More Like This
Find documents and pages with similar text content using Elasticsearch's More Like This algorithm.
Read more in the Elasticsearch documentation
Indexing with term vectors
According to Elasticsearch documentation, indexing the content field with term vectors enabled (which is the default setting) helps to get better results.
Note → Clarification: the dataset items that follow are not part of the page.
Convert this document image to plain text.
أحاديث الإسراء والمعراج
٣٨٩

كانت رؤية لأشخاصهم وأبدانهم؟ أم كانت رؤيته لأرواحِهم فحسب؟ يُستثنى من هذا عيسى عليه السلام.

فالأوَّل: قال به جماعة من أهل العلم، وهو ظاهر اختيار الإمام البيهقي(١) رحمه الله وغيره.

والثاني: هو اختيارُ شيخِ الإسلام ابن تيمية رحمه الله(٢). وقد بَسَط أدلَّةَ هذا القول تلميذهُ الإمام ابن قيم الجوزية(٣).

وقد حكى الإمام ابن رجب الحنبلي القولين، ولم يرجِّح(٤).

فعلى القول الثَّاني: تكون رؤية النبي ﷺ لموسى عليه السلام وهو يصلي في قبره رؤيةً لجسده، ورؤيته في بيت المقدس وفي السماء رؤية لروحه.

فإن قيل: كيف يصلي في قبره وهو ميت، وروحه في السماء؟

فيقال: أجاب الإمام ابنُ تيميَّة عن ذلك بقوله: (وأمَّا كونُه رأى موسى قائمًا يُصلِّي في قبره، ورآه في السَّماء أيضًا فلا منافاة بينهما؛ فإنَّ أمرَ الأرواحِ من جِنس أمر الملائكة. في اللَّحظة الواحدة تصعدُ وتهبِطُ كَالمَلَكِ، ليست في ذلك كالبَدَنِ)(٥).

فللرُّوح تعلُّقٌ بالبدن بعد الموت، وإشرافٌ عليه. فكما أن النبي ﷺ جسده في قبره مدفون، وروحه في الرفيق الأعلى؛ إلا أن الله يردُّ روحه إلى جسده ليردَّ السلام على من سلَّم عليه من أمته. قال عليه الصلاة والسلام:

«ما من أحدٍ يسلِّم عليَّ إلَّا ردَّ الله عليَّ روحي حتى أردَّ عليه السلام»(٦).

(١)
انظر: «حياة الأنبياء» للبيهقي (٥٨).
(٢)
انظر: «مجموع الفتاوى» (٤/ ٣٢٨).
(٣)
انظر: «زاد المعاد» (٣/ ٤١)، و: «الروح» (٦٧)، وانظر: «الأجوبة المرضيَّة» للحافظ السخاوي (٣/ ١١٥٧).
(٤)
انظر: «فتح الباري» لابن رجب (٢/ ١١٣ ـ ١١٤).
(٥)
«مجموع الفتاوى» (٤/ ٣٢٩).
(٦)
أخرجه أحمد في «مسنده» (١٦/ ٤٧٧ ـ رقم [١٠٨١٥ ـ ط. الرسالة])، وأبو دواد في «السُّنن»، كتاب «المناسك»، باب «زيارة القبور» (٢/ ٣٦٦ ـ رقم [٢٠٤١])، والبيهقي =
But if index storage size is a serious concern and term vectors are disabled (OPENALEPH_SEARCH_CONTENT_TERM_VECTORS=0) "more like this" still works.
How it works
More Like This analyzes text fields to find documents with similar content:
- Extracts important terms from source document
- Generates query using selected terms
- Ranks results by similarity
- Returns similar documents and pages
Target schemas
Searches only document entities.
Other entity types (Person, Company, etc.) are excluded.
Fields analyzed
content- Primary text contenttext- Secondary text contentname- Entity names (to spot similar file names)
Parameters
mlt_min_doc_freq
Minimum document frequency corpus-wide.
- Type:
int - Default:
0
mlt_min_term_freq
Minimum term frequency within source document.
- Type:
int - Default:
1
mlt_max_query_terms
Maximum terms to use in query.
- Type:
int - Default:
25
mlt_minimum_should_match
Percentage of query terms that must match.
- Type:
str - Default:
10%
Parameter effects
min_term_freq
Higher values focus on more important terms:
- Higher = considers only frequently mentioned terms
- Lower = includes more terms from source
min_doc_freq
Controls term commonality:
- Higher = focuses on common terms
- Lower = includes rare/specific terms
minimum_should_match
Controls similarity strictness:
- Higher percentages = stricter similarity
- Lower percentages = broader similarity
max_query_terms
Affects query comprehensiveness:
- Higher = more comprehensive matching
- Lower = focus on most important terms
Query structure
{
"more_like_this": {
"fields": ["content", "text", "name"],
"like": [{"_id": "doc-123"}],
"min_term_freq": 1,
"max_query_terms": 25,
"min_doc_freq": 0,
"minimum_should_match": "10%"
}
}
Source entity is automatically excluded from results.